Le festival du film de Marrakech permet aux cinéphiles marocains, mais aussi aux nombreux étrangers de découvrir des œuvres extrêmement variées. Il offre aussi une occasion inespérée de comprendre un peu plus la mystérieuse alchimie du septième art.

En effet, comme c'est le cas chaque année l'événement propose des leçons de cinéma. Les traditionnelles masterclass sont un moment unique qui permet découvrir l’œuvre d'un auteur raconté par lui-même. Ainsi mardi, la salle des ambassadeurs du palais des congrès s'est muée en amphithéâtre pour accueillir un maître germano-turc du cinéma, Fatih Akin.

Devant un parterre comprenant de très nombreux étudiants en cinéma, Fatih Akin est apparu en tenu décontractée. Présenté comme le chouchou des festivals par le journaliste en charge d’animer l’échange, Fatih Akin, par sa spontanéité et le ton décontracté de ses propos, a très vite fait de capter l’attention de l’assistance.

Beaucoup découvraient probablement  pour la première fois le regard singulier de ce réalisateur d'origine turque né à Hambourg en Allemagne et dont l’œuvre est traversée par sa double culture.

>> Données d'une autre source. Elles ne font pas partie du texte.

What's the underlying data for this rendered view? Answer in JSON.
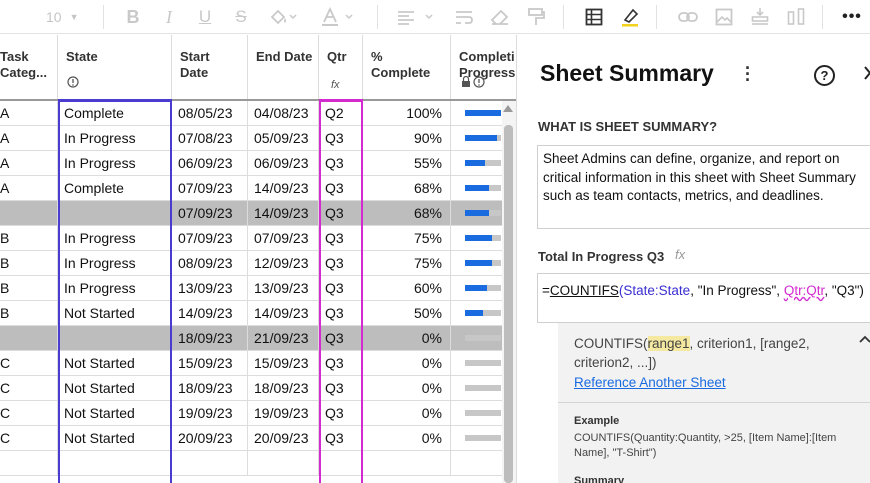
{
  "toolbar": {
    "font_size": "10",
    "icons": [
      "bold-icon",
      "italic-icon",
      "underline-icon",
      "strikethrough-icon",
      "fill-color-icon",
      "text-color-icon",
      "align-icon",
      "wrap-icon",
      "eraser-icon",
      "format-painter-icon",
      "grid-icon",
      "highlight-icon",
      "link-icon",
      "image-icon",
      "insert-row-icon",
      "column-width-icon",
      "more-icon"
    ]
  },
  "grid": {
    "headers": {
      "category": "Task Categ...",
      "state": "State",
      "start_date": "Start Date",
      "end_date": "End Date",
      "qtr": "Qtr",
      "qtr_sub": "fx",
      "pct_complete": "% Complete",
      "completion": "Completi Progress"
    },
    "rows": [
      {
        "cat": "A",
        "state": "Complete",
        "start": "08/05/23",
        "end": "04/08/23",
        "qtr": "Q2",
        "pct": "100%",
        "progress": 1.0,
        "parent": false
      },
      {
        "cat": "A",
        "state": "In Progress",
        "start": "07/08/23",
        "end": "05/09/23",
        "qtr": "Q3",
        "pct": "90%",
        "progress": 0.9,
        "parent": false
      },
      {
        "cat": "A",
        "state": "In Progress",
        "start": "06/09/23",
        "end": "06/09/23",
        "qtr": "Q3",
        "pct": "55%",
        "progress": 0.55,
        "parent": false
      },
      {
        "cat": "A",
        "state": "Complete",
        "start": "07/09/23",
        "end": "14/09/23",
        "qtr": "Q3",
        "pct": "68%",
        "progress": 0.68,
        "parent": false
      },
      {
        "cat": "",
        "state": "",
        "start": "07/09/23",
        "end": "14/09/23",
        "qtr": "Q3",
        "pct": "68%",
        "progress": 0.68,
        "parent": true
      },
      {
        "cat": "B",
        "state": "In Progress",
        "start": "07/09/23",
        "end": "07/09/23",
        "qtr": "Q3",
        "pct": "75%",
        "progress": 0.75,
        "parent": false
      },
      {
        "cat": "B",
        "state": "In Progress",
        "start": "08/09/23",
        "end": "12/09/23",
        "qtr": "Q3",
        "pct": "75%",
        "progress": 0.75,
        "parent": false
      },
      {
        "cat": "B",
        "state": "In Progress",
        "start": "13/09/23",
        "end": "13/09/23",
        "qtr": "Q3",
        "pct": "60%",
        "progress": 0.6,
        "parent": false
      },
      {
        "cat": "B",
        "state": "Not Started",
        "start": "14/09/23",
        "end": "14/09/23",
        "qtr": "Q3",
        "pct": "50%",
        "progress": 0.5,
        "parent": false
      },
      {
        "cat": "",
        "state": "",
        "start": "18/09/23",
        "end": "21/09/23",
        "qtr": "Q3",
        "pct": "0%",
        "progress": 0.0,
        "parent": true
      },
      {
        "cat": "C",
        "state": "Not Started",
        "start": "15/09/23",
        "end": "15/09/23",
        "qtr": "Q3",
        "pct": "0%",
        "progress": 0.0,
        "parent": false
      },
      {
        "cat": "C",
        "state": "Not Started",
        "start": "18/09/23",
        "end": "18/09/23",
        "qtr": "Q3",
        "pct": "0%",
        "progress": 0.0,
        "parent": false
      },
      {
        "cat": "C",
        "state": "Not Started",
        "start": "19/09/23",
        "end": "19/09/23",
        "qtr": "Q3",
        "pct": "0%",
        "progress": 0.0,
        "parent": false
      },
      {
        "cat": "C",
        "state": "Not Started",
        "start": "20/09/23",
        "end": "20/09/23",
        "qtr": "Q3",
        "pct": "0%",
        "progress": 0.0,
        "parent": false
      },
      {
        "cat": "",
        "state": "",
        "start": "",
        "end": "",
        "qtr": "",
        "pct": "",
        "progress": null,
        "parent": false
      }
    ],
    "colors": {
      "progress_fill": "#1a6be0",
      "progress_track": "#c7c7c7",
      "state_selection": "#4a3bd1",
      "qtr_selection": "#d42bd1",
      "parent_row": "#bdbdbd"
    }
  },
  "panel": {
    "title": "Sheet Summary",
    "help": "?",
    "section_label": "WHAT IS SHEET SUMMARY?",
    "description": "Sheet Admins can define, organize, and report on critical information in this sheet with Sheet Summary such as team contacts, metrics, and deadlines.",
    "field_label": "Total In Progress Q3",
    "field_fx": "fx",
    "formula": {
      "eq": "=",
      "fn": "COUNTIFS",
      "open": "(",
      "ref1": "State:State",
      "mid": ", \"In Progress\", ",
      "ref2": "Qtr:Qtr",
      "end": ", \"Q3\")"
    },
    "help_box": {
      "syntax_fn": "COUNTIFS(",
      "syntax_arg1": "range1",
      "syntax_rest": ", criterion1, [range2, criterion2, ...])",
      "reference_link": "Reference Another Sheet",
      "example_label": "Example",
      "example_text": "COUNTIFS(Quantity:Quantity, >25, [Item Name]:[Item Name], \"T-Shirt\")",
      "summary_label": "Summary"
    }
  }
}
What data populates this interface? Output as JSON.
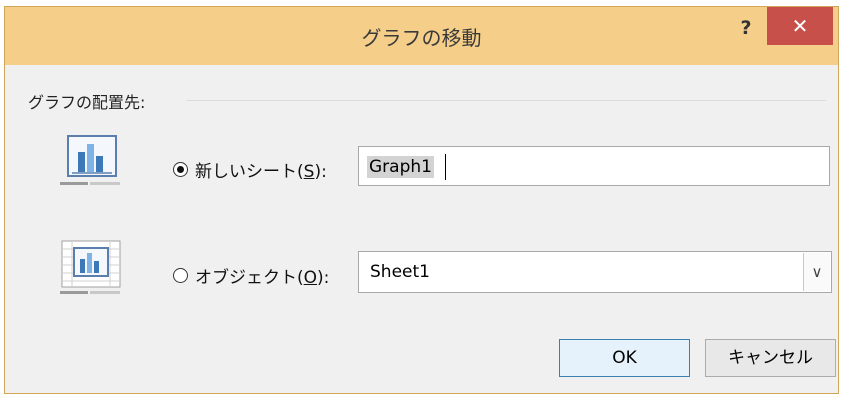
{
  "dialog": {
    "title": "グラフの移動",
    "help_label": "?",
    "close_label": "✕"
  },
  "group": {
    "label": "グラフの配置先:"
  },
  "options": {
    "new_sheet": {
      "label": "新しいシート(",
      "accel": "S",
      "suffix": "):",
      "selected": true,
      "value": "Graph1",
      "icon": "new-sheet-chart-icon"
    },
    "object": {
      "label": "オブジェクト(",
      "accel": "O",
      "suffix": "):",
      "selected": false,
      "value": "Sheet1",
      "icon": "embedded-chart-icon"
    }
  },
  "buttons": {
    "ok": "OK",
    "cancel": "キャンセル"
  },
  "colors": {
    "titlebar": "#f5cf89",
    "close": "#c7504b"
  }
}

Réagissant à une scène projeté sur grand écran et traitant du sujet de l’exil tirée du le film De l'autre côté, qui a obtenu le prix du scénario au Festival de Cannes 2007, Fatih Akin explique que la trame du film est aussi celle d’expériences très personnelles, invitant ainsi les étudiants à puiser dans leur vécu, substance première de toute œuvre.



Etre issu de l’immigration lui a permis de d’envisager le monde selon plusieurs perspectives, explique-t-il. Un atout qu’il a voulu mettre au service de la réconciliation des cultures. « Mon Jihad à moi, c’est de faire des films », a-t-il insisté faisant écho à une triste actualité.  

Fatih Akin avoue néanmoins n’avoir véritablement découvert la Turquie que tardivement, attiré par la culture alternative. Une fascination qu’on retrouve dans un de ses films majeurs, Head-On, récompensé par l'Ours d'or en 2004.

Si les sujets abordés par Fatih Akin sont souvent profonds et s’inspirent de grandes signatures du cinéma d’auteur comme Francis Ford Coppola et Martin Scorsese, le cinéaste ne cache pas pour autant sa passion pour le cinéma d’action, notamment les films de Bruce Lee qui ont très tôt forgé sa passion pour le septième art.

Fatih Akin explique en toute modestie ne pas avoir grandi avec Godard et Truffaut et être un enfant de la télé. Ce qui ne l’a pas empêché d’être aujourd’hui un grand du septième art, reconnu par ses paires.